Supply shortages from supply chain disruptions drove most of the upswing in inflation since April 2021, and the easing of those disruptions since mid-2022 has contributed to the slowdown in inflation since then, the paper showed.
The Fed’s target for inflation, as measured by the personal consumption expenditures price index, is 2%.
A year ago, inflation by that measure reached a peak of 7%, and supply shock pressures contributed about 2.5 percentage points of that, according to the paper. As of March, PCE inflation had fallen to 4.2%, of which supply shocks accounted for around 1.4 percentage points.
Still, wrote San Francisco Fed economists Zheng Liu and Thuy Lan Nguyen, the contribution of supply chain pressures to inflation “remains positive, reflecting the delayed effects of the shock on inflation.”

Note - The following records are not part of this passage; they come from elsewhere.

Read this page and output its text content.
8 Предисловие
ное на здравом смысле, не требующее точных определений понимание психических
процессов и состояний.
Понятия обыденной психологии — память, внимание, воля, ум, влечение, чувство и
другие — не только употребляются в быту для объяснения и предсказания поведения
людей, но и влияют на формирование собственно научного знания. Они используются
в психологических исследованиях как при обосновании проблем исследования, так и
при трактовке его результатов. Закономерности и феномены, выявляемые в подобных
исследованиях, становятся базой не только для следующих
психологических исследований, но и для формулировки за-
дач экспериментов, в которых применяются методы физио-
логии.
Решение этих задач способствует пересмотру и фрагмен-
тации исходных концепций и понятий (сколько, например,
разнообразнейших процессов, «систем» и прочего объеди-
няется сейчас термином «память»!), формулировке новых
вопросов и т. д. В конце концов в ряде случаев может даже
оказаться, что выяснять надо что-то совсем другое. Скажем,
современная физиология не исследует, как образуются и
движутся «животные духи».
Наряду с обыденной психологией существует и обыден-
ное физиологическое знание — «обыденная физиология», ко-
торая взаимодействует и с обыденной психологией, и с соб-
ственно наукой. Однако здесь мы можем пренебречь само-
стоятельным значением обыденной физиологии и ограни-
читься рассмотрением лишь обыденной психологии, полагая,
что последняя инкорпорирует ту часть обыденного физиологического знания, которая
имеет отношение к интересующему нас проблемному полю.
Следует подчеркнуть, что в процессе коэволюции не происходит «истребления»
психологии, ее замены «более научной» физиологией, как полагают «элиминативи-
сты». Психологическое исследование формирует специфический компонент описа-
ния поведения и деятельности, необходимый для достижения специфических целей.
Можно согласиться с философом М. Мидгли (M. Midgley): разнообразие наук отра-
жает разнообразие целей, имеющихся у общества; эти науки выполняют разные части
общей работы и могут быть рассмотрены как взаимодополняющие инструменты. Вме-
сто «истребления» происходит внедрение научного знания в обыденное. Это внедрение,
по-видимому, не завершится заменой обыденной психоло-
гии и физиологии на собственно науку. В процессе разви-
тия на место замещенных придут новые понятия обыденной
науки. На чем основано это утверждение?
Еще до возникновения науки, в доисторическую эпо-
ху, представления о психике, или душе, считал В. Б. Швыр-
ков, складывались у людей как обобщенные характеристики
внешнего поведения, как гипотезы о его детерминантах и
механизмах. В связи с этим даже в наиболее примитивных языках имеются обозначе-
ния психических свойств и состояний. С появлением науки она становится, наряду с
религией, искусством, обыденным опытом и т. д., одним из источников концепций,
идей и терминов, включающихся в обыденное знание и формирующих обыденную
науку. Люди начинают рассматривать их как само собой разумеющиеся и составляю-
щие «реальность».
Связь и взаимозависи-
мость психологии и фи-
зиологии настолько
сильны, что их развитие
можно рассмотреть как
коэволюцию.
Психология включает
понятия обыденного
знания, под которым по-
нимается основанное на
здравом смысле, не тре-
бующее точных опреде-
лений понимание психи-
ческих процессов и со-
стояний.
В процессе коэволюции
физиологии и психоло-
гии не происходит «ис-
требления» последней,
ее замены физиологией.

The analysis is sure to feed into a central debate at the U.S. central bank about how best to bring inflation back down to the 2% target, now that the Fed has lifted its policy target to a 5%-5.25% range.
The San Francisco Fed paper suggests a sizeable further drop in inflation is already baked in due to the delayed effect of now mostly normalized supply chains. “If there are no additional shocks going forward, then supply-chain-driven inflation should vanish by early next year,” the authors said in an emailed response to a Reuters query.
All things equal, that would imply less may be needed from monetary policy to bring inflation back to the Fed’s goal.
But all things may not be equal. Separate research from San Francisco Fed economist Adam Shapiro suggests a handoff from supply-driven inflation to demand-driven inflation, a process that the authors of Tuesday’s paper say negates “a lot of the decline in supply-driven inflation.”
Further, an analysis by former Fed Chair Ben Bernanke and former International Monetary Fund chief Olivier Blanchard suggests that wage growth may take over from supply shortages as a main driver of inflation.
In that narrative, for which Fed Chair Jerome Powell has expressed some sympathy, cooling inflation requires softening in the labor market, which may in turn require further policy tightening.
Other Fed policymakers, including Chicago Fed chief Austan Goolsbee, have taken the view that wage growth says little about the future path of inflation.
Fed policymakers are also weighing other theories about the likely course of inflation, including one, laid out by researchers at the St. Louis Fed and others, that excess savings are feeding price pressures in a way that may persist despite the increase in interest rates.